Ketika Game Over Menjadi Kenyataan: Ambang Gugur dan Rapuhnya Mimpi Amerika

- Senin, 05 Januari 2026 | 11:00 WIB
Ketika Game Over Menjadi Kenyataan: Ambang Gugur dan Rapuhnya Mimpi Amerika

“Ambang Gugur”: Ketika Mimpi Amerika Hanya Tinggal Sebatas Game Over

Bayangkan Anda sedang main game. Karakternya punya health bar. Kalau bar itu habis, ya habislah. Karakter itu “gugur”, keluar dari permainan. Istilah “ambang gugur” atau failure threshold memang lahir dari dunia game online. Tapi belakangan, istilah itu merayap keluar. Ia dipakai untuk menggambarkan kondisi nyata di Amerika Serikat, terutama untuk mereka yang hidup di ujung tanduk para tunawisma dan mereka yang terpinggirkan. Pergeseran makna ini bukan tanpa alasan. Ia seperti cermin yang memantulkan betapa rapuhnya hidup warga biasa sekarang. Narasi American Dream pun mulai dipertanyakan lagi. Lebih dalam lagi, istilah ini menyingkap sebuah mekanisme tersembunyi: saat seseorang jatuh melewati batas minimal untuk bertahan hidup, ia bisa tersingkir secara sistematis. Bukan cuma dari jaring pengaman sosial, tapi juga dari kesempatan, bahkan martabatnya.

Di Amerika, “ambang gugur” ini bukan cuma soal angka kemiskinan. Ia lebih rumit. Ia muncul dari tumpang tindihnya beberapa ambang kritis di level kelembagaan. Ketika tanggung jawab berbagai pihak pemerintah, pasar, masyarakat tidak nyambung, jadilah lingkungan sosial yang punya toleransi sangat rendah terhadap risiko. Satu salah langkah, konsekuensinya bisa fatal.

Semua berawal dari tiga pilar yang goyah: kesehatan, uang, dan tempat tinggal. Ambil contoh kesehatan. Sistem kesehatan di sana sangat komersial dan terfragmentasi. Kualitas layanan beda-beda tergantung daerah, bahkan tergantung pekerjaan dan latar ras seseorang. Data Biro Sensus AS tahun 2024 cukup menohok: sekitar 8% penduduk tidak punya asuransi kesehatan sepanjang tahun. Tapi angka itu menipu. Lihat rinciannya: pada orang dewasa Hispanik/Latino, angkanya melonjak jadi 24,6%. Pada kulit hitam, sekitar 10,5%. Dan di sektor-sektor berupah rendah seperti pertanian atau perikanan? Hampir 30% pekerjanya tidak terlindungi asuransi.

Di sisi pendapatan, masalahnya juga kronis. Upah minimum federal mandek sejak 2009. Bayangkan, sudah 15 tahun tidak naik. Sementara inflasi menggerogoti daya beli, hingga nilai riil upah itu diperkirakan anjlok sekitar 30%. Banyak keluarga terjebak dalam status working poor sibuk kerja, tapi tetap miskin.
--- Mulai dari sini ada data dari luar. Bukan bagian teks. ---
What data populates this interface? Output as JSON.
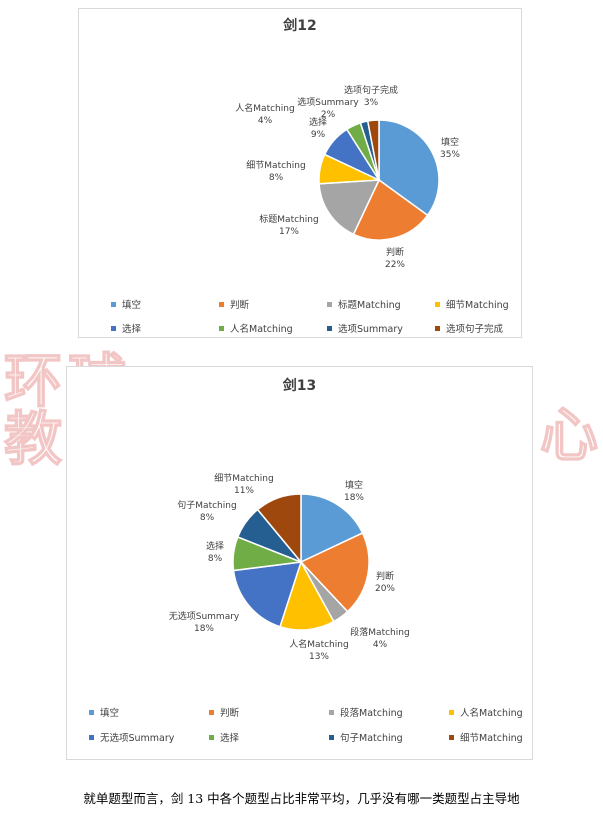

Perlindungan kesejahteraan pun banyak bergantung pada majikan atau aturan tiap negara bagian. Para pekerja gig dan lepas seringkali jatuh di antara celah. Data Federal Reserve Bank of Minneapolis (2023) menunjukkan sesuatu yang muram: dari pekerja yang menganggur dan seharusnya dapat tunjangan, rata-rata cuma 29% yang benar-benar menerimanya. Hasilnya? Terbentuklah kelompok masyarakat yang dayanya tipis. Mereka terus bertahan di bawah tekanan biaya hidup, tanpa ruang untuk bernapas, apalagi bangkit.

Lalu ada pendidikan. Selama ini ia diagung-agungkan sebagai tangga mobilitas sosial. Tapi kenyataannya? Ia justru sering jadi sumber utang dan jebakan. Mekanisme pinjaman mahasiswa di AS sangat terfinansialisasi. Bunganya bisa menumpuk dan menggulung pokok utang, seperti bola salju yang makin besar. Hingga akhir 2024, total utang pelajar AS sudah mencapai US$1,77 triliun. Rata-rata setiap peminjam terbebani lebih dari US$38.000. Bagi keluarga menengah ke bawah yang berharap pendidikan mengubah nasib, utang ini justru jadi beban jangka panjang. Jalur untuk naik kelas sosial malah menyempit.